Partial data dump. Maybe more will come later, but there is a lot of stuff
in the archives.
1. Messaging & Collaboration
Both are poorly defined. There are really at least three distinctly
different things that people mean when they use the term "messaging," and
probably many more.
One kind of messaging is about RFC 822 and friends. It is simple body part 3
e-mail, with a possibility of attachments. It includes the X.400 and
proprietary systems too, but the RFC's define the core of reality.
A second kind deals with low level application components talking to each
other, usually through a brokerage service such as CORBA or COM. It gets
confused with RFC 822 messaging because there is such a thing as "message
enabled applications." Actually there are two kinds. One uses high level
applications like spreadsheets and databases talking to each other via
e-mail. The other happens at the level of C libraries. Unfortunately, both
use the exact same name ("message enabled applications") so much of the
literature about this topic is confused gibberish and tripe (that's being
kind).
The third kind of messaging is a generic reference to the realm of tools
that come with Exchange and Notes, and includes all of that stuff that we
expect a "messaging system" to take care of. Which gets us into
"collaboration."
Collaboration is seamless communication that permits mixing voice, video,
and data at will, as needed, in real-time or on a store and forward basis,
all supported by appropriate notification and alert services, and most
importantly end user policy enforcement point (PEP) tools (think "rules
engines").
2. Unified Messaging
Oh sys admin, where art thou? There is a line in the film where Junior
tells Pappy that "we gotta get some of that reform." Unified Messaging is
sort of like that. One of the positive attributes of X.400 (1988 or later)
was that it did a very good job of generalizing the e-mail kind of messaging
services. The RFC's have copied that poorly, but the basic idea is that
there is no real difference between e-mail, voice-mail, fax, video mail, or
higher level message enabled applications messages. They are all simply
specific cases of the same thing. Unified messaging means treating them as
such. So, a message store should not care what the message types are that
it contains, except of course that it should be able to identify the message
types by attribute. It is absolutely ludicrous to talk about unified
messaging and non-integrated or separate message stores. And yet, when it
became popular to talk about unified messaging a few years ago, all of the
vendors of the legacy systems said "we gotta get some of that unified
messaging." In fact, with perfectly straight faces, all of these turkeys
began claiming that their legacy products already had it. It really was
that silly, and almost exactly as portrayed in the movie.

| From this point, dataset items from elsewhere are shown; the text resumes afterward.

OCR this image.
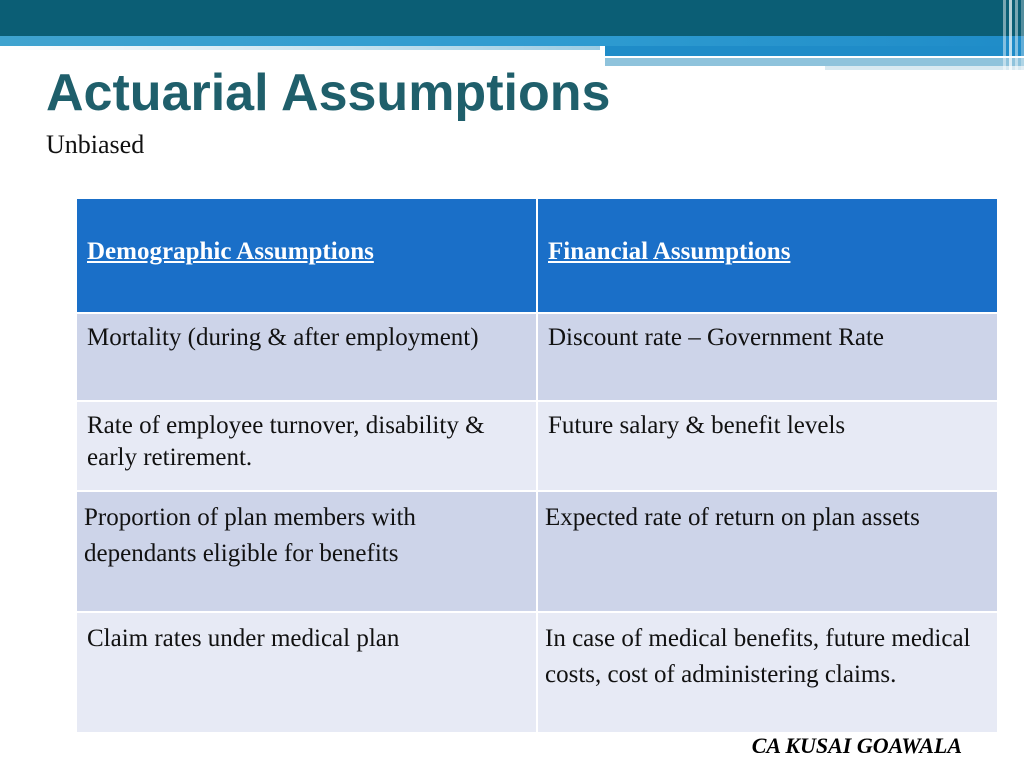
Actuarial Assumptions

Unbiased

Demographic Assumptions	Financial Assumptions
Mortality (during & after employment)	Discount rate – Government Rate
Rate of employee turnover, disability & early retirement.	Future salary & benefit levels
Proportion of plan members with dependants eligible for benefits	Expected rate of return on plan assets
Claim rates under medical plan	In case of medical benefits, future medical costs, cost of administering claims.
CA KUSAI GOAWALA
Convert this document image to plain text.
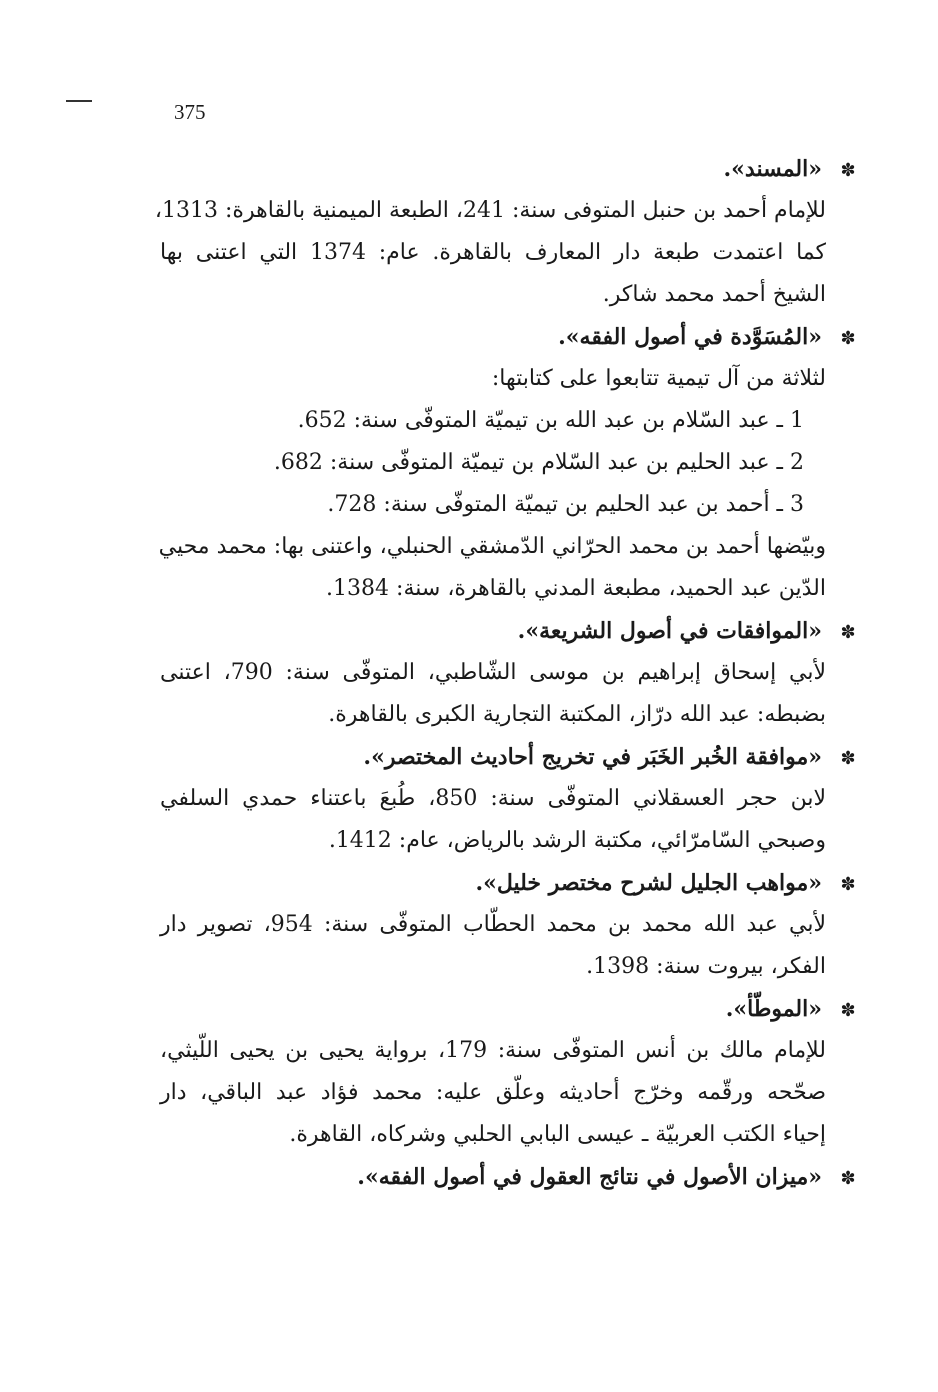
375
✽«المسند».
للإمام أحمد بن حنبل المتوفى سنة: 241، الطبعة الميمنية بالقاهرة: 1313،
كما اعتمدت طبعة دار المعارف بالقاهرة. عام: 1374 التي اعتنى بها
الشيخ أحمد محمد شاكر.
✽«المُسَوَّدة في أصول الفقه».
لثلاثة من آل تيمية تتابعوا على كتابتها:
1 ـ عبد السّلام بن عبد الله بن تيميّة المتوفّى سنة: 652.
2 ـ عبد الحليم بن عبد السّلام بن تيميّة المتوفّى سنة: 682.
3 ـ أحمد بن عبد الحليم بن تيميّة المتوفّى سنة: 728.
وبيّضها أحمد بن محمد الحرّاني الدّمشقي الحنبلي، واعتنى بها: محمد محيي
الدّين عبد الحميد، مطبعة المدني بالقاهرة، سنة: 1384.
✽«الموافقات في أصول الشريعة».
لأبي إسحاق إبراهيم بن موسى الشّاطبي، المتوفّى سنة: 790، اعتنى
بضبطه: عبد الله درّاز، المكتبة التجارية الكبرى بالقاهرة.
✽«موافقة الخُبر الخَبَر في تخريج أحاديث المختصر».
لابن حجر العسقلاني المتوفّى سنة: 850، طُبعَ باعتناء حمدي السلفي
وصبحي السّامرّائي، مكتبة الرشد بالرياض، عام: 1412.
✽«مواهب الجليل لشرح مختصر خليل».
لأبي عبد الله محمد بن محمد الحطّاب المتوفّى سنة: 954، تصوير دار
الفكر، بيروت سنة: 1398.
✽«الموطّأ».
للإمام مالك بن أنس المتوفّى سنة: 179، برواية يحيى بن يحيى اللّيثي،
صحّحه ورقّمه وخرّج أحاديثه وعلّق عليه: محمد فؤاد عبد الباقي، دار
إحياء الكتب العربيّة ـ عيسى البابي الحلبي وشركاه، القاهرة.
✽«ميزان الأصول في نتائج العقول في أصول الفقه».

But even more pathetic, was that most of the customer community bought all
of that nonsense, and people actually began calling all sorts of non-unified
systems "unified." It was sickening. It still is. Using one client to
view multiple non-integrated message stores is not unified messaging, even
if you can name three vendors that say it is. But I concede, you can never
underestimate the gullibility of an IS techie.
1. Why it is happening (who it is for)? Let's face it, no one would start
from scratch and invent DTMF, ISDN, the IEEE 802.3 family, voice mail,
e-mail, FAX and FAX data as a family of solutions for equipping the
Enterprise. The Klingons would win every time. In many ways it is about
cleaning up the past 130 years of electronic communications systems and
getting to something that makes sense in the current era.
2. Who is making it happening (vendors)? No. You are. All technology
expands and reaches critical mass based on demand. Ask anyone who lost
money in the .COM bust. At the end of the day, sales drive everything.
3. How is it happening (solutions)? One desktop or mobile user at a time.
More later.
-----Original Message-----
From: Dupler, Craig
Sent: Monday, June 03, 2002 4:13 PM
To: Exchange Discussions
Subject: RE: Messaging & collaboration (Unified Messaging)
Catch me in the right mood and maybe I will do a data dump for you . . .
-----Original Message-----
From: Leonard Lee [mailto:[EMAIL PROTECTED]]
Sent: Monday, June 03, 2002 21:33
To: Exchange Discussions
Subject: Messaging & collaboration (Unified Messaging)
Iam looking for information on:
1. Messaging & Collaboration
2. Unified Messaging
The type of information I am looking for is on:
1. Why it is happening (who it is for)
2. Who is making it happening (vendors)
3. How is it happening (solutions)
Looking for Articles? Consortiums?
Note: I've got Technet, so I already have the Microsoft view on this topic.